Compartilhando uma perspectiva diferente, outro bispo me disse que, diferentemente dos sínodos anteriores, onde os delegados podiam sentar-se na sala sinodal do Vaticano, com assentos em estilo de estádio, este sínodo exige uma escuta ativa, onde os participantes devem olhar uns para os outros cara a cara e responder ao que está acontecendo e sendo compartilhado.
Outro delegado recordou um incidente na sua mesa redonda, onde um padre observava um bispo – que servia de secretário da mesa redonda – tomar notas para mais tarde reportar a toda a assembleia. O bispo, aparentemente irritado por um padre estar olhando por cima do seu ombro, retrucou que se ele se recusasse a parar de monitorá-lo, iria expulsá-lo.
“O bispo não parecia entender que neste ambiente ele não tinha autoridade para fazer isso”, disse o delegado.
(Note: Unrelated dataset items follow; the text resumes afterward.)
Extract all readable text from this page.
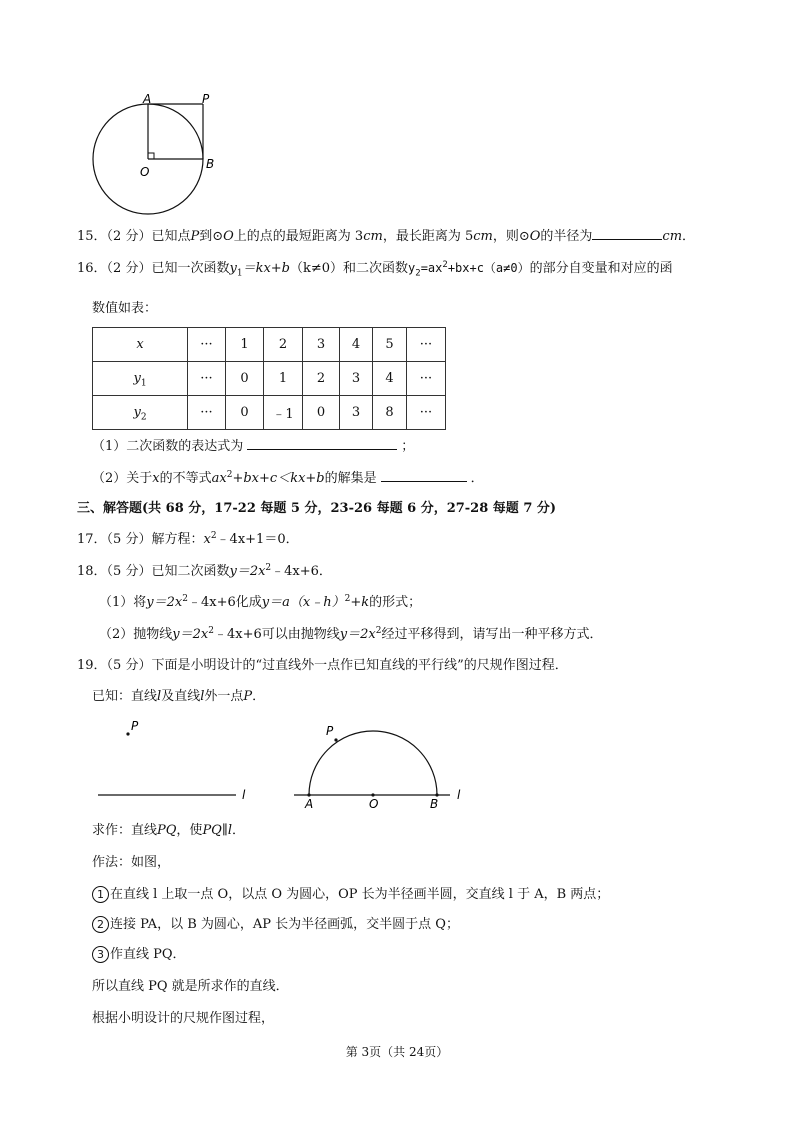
A	P
O
B
15．（2 分）已知点P到⊙O上的点的最短距离为 3cm，最长距离为 5cm，则⊙O的半径为	cm．
16．（2 分）已知一次函数$y_1=kx+b(k\ne 0)$和二次函数$y_2=ax^2+bx+c(a\ne 0)$的部分自变量和对应的函
数值如表：
x	···	1	2	3	4	5	···
$y_1$	···	0	1	2	3	4	···
$y_2$	···	0	﹣1	0	3	8	···
（1）二次函数的表达式为	；
（2）关于x的不等式$ax^2+bx+c<kx+b$的解集是	．
三、解答题(共 68 分，17-22 每题 5 分，23-26 每题 6 分，27-28 每题 7 分)
17．（5 分）解方程：$x^2﹣4x+1=0$．
18．（5 分）已知二次函数$y=2x^2﹣4x+6$．
（1）将$y=2x^2﹣4x+6$化成y＝a（x﹣h）$^2$+k的形式；
（2）抛物线$y=2x^2﹣4x+6$可以由抛物线$y=2x^2$经过平移得到，请写出一种平移方式．
19．（5 分）下面是小明设计的“过直线外一点作已知直线的平行线”的尺规作图过程．
已知：直线l及直线l外一点P．
P
l
P
A	O	B
l
求作：直线PQ，使PQ∥l．
作法：如图，
1 在直线 l 上取一点 O，以点 O 为圆心，OP 长为半径画半圆，交直线 l 于 A，B 两点；
2 连接 PA，以 B 为圆心，AP 长为半径画弧，交半圆于点 Q；
3 作直线 PQ．
所以直线 PQ 就是所求作的直线．
根据小明设计的尺规作图过程，
第 3页（共 24页）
Noutra ocasião, um participante do Sínodo me relatou o que descreveu como a “tirania dos articulados” – aqueles mais habituados a falar em fóruns públicos – que poderia, inadvertidamente ou intencionalmente, intimidar os participantes com menos experiência a falar em tal ambiente.
Em geral, ao que parece, o treinamento deste mês ecoou o que a especialista do Vaticano II e a delegada do sínodo canadense, Catherine Clifford, disse ao meu colega Joshua McElwee e a mim em nosso podcast “The Vatican Briefing” no início do Sínodo: embora a prática da sinodalidade tenha profundamente enraizadas na tradição católica, com o tempo os músculos sinodais da Igreja “foram autorizados a atrofiar”.
Francisco, disse Clifford, “apostou que aprenderemos a fazer isso, fazendo. Aprendemos fazendo”.